Hrabal spent most of his time in the 1990s drinking beer at the Golden Tiger (U zlatého tygra) pub in downtown Prague and traveling to Kersko to feed his many cats. In 1991 the first of 19 volumes of his collected works came into print. The last volume was published in 1997. His works from the democratic days include Total Fears: Letters to Dubenka (Totální strachy, 1990), November Hurricane (Listopadový uragán, 1990), Underground Rivers (Ponorné říčky, 1991), Pink Cavalier (Růžový kavalír, 1991) and Aurora on the Sandbank (Aurora na melčině, 1992). Collections of his stories and poetry also came into print. He won the Jaroslav Seifert prize for his In-House Weddings trilogy during 1993. Hrabal also gave lectures and readings abroad and accepted foreign literary awards and honorary degrees. In January of 1994, the acclaimed author met then U.S. President Bill Clinton and Ambassador to the United Nations Madeleine Albright at the Golden Tiger.

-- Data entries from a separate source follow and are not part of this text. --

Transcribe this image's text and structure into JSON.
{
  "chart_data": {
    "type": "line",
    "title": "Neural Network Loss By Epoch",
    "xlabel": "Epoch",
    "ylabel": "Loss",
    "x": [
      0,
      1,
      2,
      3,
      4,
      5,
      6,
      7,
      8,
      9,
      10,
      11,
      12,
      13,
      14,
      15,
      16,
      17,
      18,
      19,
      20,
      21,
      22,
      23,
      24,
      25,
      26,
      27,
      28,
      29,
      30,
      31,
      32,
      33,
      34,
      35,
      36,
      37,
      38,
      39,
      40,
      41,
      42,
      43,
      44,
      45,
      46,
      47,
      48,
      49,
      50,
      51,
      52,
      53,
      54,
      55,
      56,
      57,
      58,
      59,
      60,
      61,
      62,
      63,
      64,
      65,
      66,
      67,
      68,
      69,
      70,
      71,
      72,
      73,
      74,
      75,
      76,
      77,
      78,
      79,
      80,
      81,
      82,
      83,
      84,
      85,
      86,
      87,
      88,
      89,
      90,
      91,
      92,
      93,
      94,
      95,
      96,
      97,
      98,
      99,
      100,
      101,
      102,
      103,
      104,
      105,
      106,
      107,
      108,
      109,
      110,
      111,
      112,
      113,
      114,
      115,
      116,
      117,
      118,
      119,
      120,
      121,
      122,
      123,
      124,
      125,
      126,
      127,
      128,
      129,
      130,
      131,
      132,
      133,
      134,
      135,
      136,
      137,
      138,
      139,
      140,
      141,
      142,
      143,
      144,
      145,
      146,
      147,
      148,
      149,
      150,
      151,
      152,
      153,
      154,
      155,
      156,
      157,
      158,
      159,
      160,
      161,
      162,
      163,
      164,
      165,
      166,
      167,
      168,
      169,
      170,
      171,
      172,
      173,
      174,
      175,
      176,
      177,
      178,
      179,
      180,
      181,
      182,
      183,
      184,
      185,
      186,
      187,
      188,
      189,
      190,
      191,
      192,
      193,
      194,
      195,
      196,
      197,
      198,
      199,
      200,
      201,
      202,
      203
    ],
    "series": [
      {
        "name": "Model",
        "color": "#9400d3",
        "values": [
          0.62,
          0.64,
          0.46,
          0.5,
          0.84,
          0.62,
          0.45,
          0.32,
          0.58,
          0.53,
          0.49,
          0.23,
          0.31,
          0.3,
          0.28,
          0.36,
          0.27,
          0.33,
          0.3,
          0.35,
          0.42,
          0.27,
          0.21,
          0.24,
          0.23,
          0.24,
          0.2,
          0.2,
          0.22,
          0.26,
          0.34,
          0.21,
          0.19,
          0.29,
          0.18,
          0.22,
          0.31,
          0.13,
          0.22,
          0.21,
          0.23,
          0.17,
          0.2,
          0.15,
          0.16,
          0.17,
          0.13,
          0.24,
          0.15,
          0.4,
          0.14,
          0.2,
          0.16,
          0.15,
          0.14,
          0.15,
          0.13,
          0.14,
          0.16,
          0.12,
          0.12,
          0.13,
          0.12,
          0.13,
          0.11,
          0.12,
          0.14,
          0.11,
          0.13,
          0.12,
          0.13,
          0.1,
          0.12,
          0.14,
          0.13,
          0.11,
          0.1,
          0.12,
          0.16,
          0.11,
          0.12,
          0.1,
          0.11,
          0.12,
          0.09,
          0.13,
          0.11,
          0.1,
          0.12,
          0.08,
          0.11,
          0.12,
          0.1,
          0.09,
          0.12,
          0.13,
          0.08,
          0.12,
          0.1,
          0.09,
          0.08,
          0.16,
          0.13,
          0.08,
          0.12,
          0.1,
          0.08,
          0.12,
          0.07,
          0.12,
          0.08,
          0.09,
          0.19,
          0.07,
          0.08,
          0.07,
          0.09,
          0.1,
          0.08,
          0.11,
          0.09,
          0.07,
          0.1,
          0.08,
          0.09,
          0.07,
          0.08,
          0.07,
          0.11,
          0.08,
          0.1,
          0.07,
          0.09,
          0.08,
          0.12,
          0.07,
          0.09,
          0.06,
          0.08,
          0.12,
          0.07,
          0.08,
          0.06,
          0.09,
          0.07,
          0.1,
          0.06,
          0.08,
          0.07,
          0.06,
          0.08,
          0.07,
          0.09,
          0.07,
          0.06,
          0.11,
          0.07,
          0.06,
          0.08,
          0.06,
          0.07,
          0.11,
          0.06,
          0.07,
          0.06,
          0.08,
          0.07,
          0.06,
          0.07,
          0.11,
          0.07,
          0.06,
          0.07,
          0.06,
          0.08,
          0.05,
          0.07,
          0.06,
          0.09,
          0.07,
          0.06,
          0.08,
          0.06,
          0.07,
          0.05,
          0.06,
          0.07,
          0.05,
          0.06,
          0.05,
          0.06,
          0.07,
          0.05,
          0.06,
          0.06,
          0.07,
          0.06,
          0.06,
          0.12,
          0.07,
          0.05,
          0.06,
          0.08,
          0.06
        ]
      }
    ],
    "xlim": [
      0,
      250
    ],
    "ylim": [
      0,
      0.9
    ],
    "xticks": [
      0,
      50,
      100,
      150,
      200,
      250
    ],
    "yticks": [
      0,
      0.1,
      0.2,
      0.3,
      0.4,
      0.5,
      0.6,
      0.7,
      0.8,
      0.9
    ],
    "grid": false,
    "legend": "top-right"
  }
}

Hrabal´s writings from 1989-1997

In many of Hrabal’s works from this era, the author is the narrator, communicating via letters, for example, and becoming introspective and nostalgic. The journalist feuilletons in Total Fears consist of love letters to a Stanford University student. The nostalgic reflections include reportage of the 1989 Revolution. In The Magic Flute (Kouzelná flétna, 1990) Hrabal describes the atmosphere in Prague during January of 1989, when citizens protested against the regime by laying flowers at the statue of Saint Wenceslas in honor of the 20th anniversary of Jan Palach’s self-immolation. Anecdotes plus grotesque, dry and rough humor characterize this work. In Cassius’ Evening Fairytales (Večerníčky pro Cassia, 1993), the author/narrator talks to one of his feline friends and makes Cassius into a conquering classical Greek hero who has triumphantly come home to a glorious new beginning as he returns to a new country. The humor is grotesque and anecdotal, written in Prague dialect and emphasizing the historical oral tradition of the tale.

The end of the sad king of Czech literature

At the end of 1996, Hrabal was hospitalized with neuralgia. He was about to be released when he jumped or fell on February 3, 1997. This legendary Czech author is buried in a coffin with the inscription of the Polná Brewery, the place where his mother and stepfather met, in the family crypt at Hradišťko. With his writings translated into 27 languages, Bohumil Hrabal is slowly but surely becoming a household name in the literary world.
NOTE: The quotations from Dancing Lessons for the Advanced in Age and Too Loud A Solitude are taken from the English translations by Michael Henry Heim.